Holiness, I wish to be President of Europe.  This will be just the beginning of a wonderful new world.  I need a strong man at my side, spreading the gospel that you, yourself, just so eloquently expressed moments ago!

LUKASH

The Pope backing a Jewish boy to rule the...

MOLOCH

(Rises, speaking powerfully)

A Pope of a NEW world, standing right... at... my... side.  WITH me.  Not a weak figurehead, trembling with fear at the changes to come, but a Pope for the AGES!  A prophet for that which must pass.

LUKASH

(Nearly pissing his robes in fear)

But ... but do you think the world is ready for...

MOLOCH

...Someone who is at my side, rather than under my heel.
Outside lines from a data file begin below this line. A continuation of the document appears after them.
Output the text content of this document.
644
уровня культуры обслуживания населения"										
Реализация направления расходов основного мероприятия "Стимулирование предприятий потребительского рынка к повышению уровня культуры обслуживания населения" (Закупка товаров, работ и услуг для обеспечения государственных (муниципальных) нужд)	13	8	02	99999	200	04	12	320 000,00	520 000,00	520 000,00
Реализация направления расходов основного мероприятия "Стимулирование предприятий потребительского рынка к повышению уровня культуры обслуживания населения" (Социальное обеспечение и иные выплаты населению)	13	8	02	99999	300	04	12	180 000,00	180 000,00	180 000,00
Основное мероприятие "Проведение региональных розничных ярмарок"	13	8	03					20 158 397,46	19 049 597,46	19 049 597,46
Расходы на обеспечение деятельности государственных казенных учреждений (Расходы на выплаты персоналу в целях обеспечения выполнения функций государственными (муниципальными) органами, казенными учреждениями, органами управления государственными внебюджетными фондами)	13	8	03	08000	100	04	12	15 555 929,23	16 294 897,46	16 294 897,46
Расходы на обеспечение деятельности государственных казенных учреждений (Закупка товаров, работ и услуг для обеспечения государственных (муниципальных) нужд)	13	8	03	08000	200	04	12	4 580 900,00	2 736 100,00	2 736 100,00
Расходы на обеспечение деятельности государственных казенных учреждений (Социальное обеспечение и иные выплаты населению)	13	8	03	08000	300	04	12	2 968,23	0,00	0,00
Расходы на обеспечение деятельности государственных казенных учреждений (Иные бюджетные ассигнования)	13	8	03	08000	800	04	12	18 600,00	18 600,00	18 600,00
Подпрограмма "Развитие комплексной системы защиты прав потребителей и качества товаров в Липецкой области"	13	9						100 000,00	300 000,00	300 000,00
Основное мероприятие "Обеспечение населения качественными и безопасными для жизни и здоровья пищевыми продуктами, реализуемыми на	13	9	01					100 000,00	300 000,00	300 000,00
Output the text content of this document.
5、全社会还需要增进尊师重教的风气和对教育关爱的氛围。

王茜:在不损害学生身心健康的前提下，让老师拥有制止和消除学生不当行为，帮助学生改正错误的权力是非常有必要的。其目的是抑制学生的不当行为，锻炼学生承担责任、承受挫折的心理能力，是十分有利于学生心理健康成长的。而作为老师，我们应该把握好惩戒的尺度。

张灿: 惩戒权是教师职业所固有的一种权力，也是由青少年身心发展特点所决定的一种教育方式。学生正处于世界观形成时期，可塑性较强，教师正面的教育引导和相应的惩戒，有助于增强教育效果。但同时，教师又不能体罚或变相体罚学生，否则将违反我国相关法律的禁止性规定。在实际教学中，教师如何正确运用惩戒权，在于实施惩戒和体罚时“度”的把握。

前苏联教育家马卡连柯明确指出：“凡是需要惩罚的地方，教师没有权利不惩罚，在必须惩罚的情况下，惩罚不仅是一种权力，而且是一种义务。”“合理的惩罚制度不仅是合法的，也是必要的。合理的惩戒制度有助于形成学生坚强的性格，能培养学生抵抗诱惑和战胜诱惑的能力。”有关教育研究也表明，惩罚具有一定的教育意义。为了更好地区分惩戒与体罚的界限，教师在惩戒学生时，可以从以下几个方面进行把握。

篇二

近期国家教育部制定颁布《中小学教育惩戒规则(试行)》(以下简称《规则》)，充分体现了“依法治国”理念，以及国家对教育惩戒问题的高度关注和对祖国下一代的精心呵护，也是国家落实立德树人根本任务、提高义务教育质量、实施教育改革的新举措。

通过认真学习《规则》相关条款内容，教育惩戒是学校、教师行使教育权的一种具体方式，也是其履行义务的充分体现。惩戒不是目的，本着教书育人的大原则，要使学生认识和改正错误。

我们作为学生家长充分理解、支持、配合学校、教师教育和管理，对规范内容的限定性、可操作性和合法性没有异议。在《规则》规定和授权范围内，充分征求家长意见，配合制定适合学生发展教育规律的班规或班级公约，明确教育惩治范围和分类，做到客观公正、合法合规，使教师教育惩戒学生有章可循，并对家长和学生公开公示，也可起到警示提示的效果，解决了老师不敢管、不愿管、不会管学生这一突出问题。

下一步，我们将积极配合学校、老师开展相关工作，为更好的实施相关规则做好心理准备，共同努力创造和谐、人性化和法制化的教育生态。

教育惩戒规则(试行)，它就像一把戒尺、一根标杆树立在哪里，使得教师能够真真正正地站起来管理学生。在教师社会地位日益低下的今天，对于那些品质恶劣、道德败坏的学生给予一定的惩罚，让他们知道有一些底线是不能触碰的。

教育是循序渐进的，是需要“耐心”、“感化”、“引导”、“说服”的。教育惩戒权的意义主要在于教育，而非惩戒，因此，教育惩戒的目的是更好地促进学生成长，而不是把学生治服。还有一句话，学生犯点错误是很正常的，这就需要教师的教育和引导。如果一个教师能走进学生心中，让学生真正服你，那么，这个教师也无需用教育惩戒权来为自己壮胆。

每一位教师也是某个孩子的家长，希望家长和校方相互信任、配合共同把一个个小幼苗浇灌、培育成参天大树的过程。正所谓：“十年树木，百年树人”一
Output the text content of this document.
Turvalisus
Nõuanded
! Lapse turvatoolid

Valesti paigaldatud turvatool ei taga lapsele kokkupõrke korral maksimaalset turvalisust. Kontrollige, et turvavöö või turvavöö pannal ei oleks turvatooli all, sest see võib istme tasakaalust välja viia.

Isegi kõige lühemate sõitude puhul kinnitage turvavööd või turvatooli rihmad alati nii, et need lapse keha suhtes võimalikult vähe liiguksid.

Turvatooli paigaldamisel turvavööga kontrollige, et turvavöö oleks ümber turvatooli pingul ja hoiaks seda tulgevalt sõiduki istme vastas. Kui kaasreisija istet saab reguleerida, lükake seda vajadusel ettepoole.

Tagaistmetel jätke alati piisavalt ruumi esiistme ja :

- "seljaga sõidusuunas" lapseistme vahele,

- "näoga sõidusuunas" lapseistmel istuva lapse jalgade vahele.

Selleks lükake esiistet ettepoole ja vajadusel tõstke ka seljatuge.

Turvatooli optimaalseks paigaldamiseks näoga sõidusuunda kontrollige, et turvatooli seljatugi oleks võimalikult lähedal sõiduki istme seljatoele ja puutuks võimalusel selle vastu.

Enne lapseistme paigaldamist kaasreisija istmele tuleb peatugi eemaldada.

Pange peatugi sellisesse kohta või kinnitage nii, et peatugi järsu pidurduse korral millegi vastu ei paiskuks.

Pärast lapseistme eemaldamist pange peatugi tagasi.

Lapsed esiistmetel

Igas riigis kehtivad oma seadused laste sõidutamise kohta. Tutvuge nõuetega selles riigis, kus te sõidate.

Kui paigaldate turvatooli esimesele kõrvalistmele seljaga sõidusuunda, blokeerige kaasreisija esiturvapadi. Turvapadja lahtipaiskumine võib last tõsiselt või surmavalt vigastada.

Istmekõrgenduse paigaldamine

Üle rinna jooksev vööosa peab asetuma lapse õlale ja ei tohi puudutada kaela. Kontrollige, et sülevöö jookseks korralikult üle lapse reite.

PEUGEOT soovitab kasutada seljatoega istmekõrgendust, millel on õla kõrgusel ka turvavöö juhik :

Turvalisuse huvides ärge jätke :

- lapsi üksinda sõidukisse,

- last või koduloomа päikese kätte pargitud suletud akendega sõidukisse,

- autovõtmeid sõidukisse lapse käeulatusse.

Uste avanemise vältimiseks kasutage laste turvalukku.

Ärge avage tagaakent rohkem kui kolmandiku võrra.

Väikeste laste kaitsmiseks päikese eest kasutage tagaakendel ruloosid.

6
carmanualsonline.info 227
(There is a brief pause.  Moloch sits.)

LUKASH

(Slapping his thigh in delight, then leaping to his feet.)

Well, that is the most sensible thing I've heard all day.  However I may be of assistance, you only have to ask!

MOLOCH

Actually, Holiness, a kind word from you at the press conference tomorrow would start things off nicely...

LUKASH

Consider it done!

(Lukash and Moloch shake hands.  At the touch of Moloch's hand, Lukash is in pain again.  He sinks to one knee as Moloch rises.  Lukash attempts to recover, rubbing his hand as he speaks.)

LUKASH

(shakily)

You're a nice boy, Joshua.  I think we will work well together.

MOLOCH

I couldn't agree more, Holiness.

(They move towards the door together.)

LUKASH

Jewish, eh?  Are you happy with that?  I can pull some strings, you know.  I'm the pope.